Picking the right hedge fund manager was probably never easy, but in recent years it has become an even greater challenge. Yet it is essential: You can invest in a winning strategy but still lose if the manager lacks the right expertise.
Top hedge fund managers do much better than the strategy average; their less skilled counterparts can do dramatically worse. Whether an investment in a given style is a brilliant success or painful failure depends on the choice of the fund and the individual or team managing it.

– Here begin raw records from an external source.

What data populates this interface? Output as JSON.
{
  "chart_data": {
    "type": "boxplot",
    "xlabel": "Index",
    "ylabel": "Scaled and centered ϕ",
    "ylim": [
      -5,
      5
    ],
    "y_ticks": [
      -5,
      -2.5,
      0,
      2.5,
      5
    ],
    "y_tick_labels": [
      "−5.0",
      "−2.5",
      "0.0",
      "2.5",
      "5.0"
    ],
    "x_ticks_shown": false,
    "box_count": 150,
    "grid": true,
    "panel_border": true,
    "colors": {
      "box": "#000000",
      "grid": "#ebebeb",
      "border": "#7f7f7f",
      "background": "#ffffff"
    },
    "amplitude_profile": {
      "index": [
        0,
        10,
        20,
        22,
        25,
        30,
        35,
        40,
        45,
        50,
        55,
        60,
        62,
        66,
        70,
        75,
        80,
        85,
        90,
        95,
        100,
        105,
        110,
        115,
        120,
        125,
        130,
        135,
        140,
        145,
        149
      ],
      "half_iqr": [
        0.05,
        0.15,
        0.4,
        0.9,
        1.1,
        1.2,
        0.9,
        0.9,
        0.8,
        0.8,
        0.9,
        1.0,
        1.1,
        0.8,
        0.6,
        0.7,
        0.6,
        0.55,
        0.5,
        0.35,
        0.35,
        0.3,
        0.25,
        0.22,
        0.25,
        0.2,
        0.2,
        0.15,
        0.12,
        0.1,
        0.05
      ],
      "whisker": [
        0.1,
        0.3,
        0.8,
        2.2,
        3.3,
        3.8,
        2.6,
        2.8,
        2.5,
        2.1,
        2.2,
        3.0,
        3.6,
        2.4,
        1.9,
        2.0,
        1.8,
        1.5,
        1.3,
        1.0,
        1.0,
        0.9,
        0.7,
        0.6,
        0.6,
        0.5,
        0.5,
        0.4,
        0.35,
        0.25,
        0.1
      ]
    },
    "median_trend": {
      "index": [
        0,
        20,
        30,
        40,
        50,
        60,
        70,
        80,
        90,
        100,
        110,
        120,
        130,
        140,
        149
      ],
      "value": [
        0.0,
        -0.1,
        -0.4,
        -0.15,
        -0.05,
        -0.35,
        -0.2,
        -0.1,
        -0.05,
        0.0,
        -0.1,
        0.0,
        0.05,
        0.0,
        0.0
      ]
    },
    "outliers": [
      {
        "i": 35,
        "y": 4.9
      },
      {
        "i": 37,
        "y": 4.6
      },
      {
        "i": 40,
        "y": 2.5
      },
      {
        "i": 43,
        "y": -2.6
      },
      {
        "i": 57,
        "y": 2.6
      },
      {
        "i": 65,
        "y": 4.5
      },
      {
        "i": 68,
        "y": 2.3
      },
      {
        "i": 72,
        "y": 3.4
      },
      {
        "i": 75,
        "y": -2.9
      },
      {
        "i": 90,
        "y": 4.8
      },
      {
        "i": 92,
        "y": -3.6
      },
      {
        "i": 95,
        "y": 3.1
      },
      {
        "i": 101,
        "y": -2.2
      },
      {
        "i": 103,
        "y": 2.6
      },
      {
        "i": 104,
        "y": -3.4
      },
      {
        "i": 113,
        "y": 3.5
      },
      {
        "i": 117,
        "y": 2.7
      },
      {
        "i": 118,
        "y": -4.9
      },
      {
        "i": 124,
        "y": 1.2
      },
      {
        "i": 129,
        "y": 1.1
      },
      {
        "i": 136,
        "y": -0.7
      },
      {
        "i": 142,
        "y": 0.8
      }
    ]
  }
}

An investor in global macro could have made 20% in the past 12 months–or lost 10%.
“This is a talent pool; not an asset class,” says Robert Discolo, head of hedge fund strategies at AIG Global Investment Group, the asset management arm of the insurance and financial services company. “We can tell a good manager from a bad one early on, but it is very hard to tell the good from the great.”
AIG was one of the earliest institutions to invest in hedge funds–in 1982. Now Discolo’s group employs 25 analysts, who are divided into four groups in the United States covering long/short equity, event-driven, macro, and commodity trading adviser strategies. They also work as generalists in Europe and Asia.
They assess between 500 and 600 managers a year, first analyzing returns and volatility and then evaluating qualitative characteristics. It takes different skills to do this. It helps to be affiliated with a large financial organization and its global network. For instance, the team can use the AIG investigative unit to do detective work.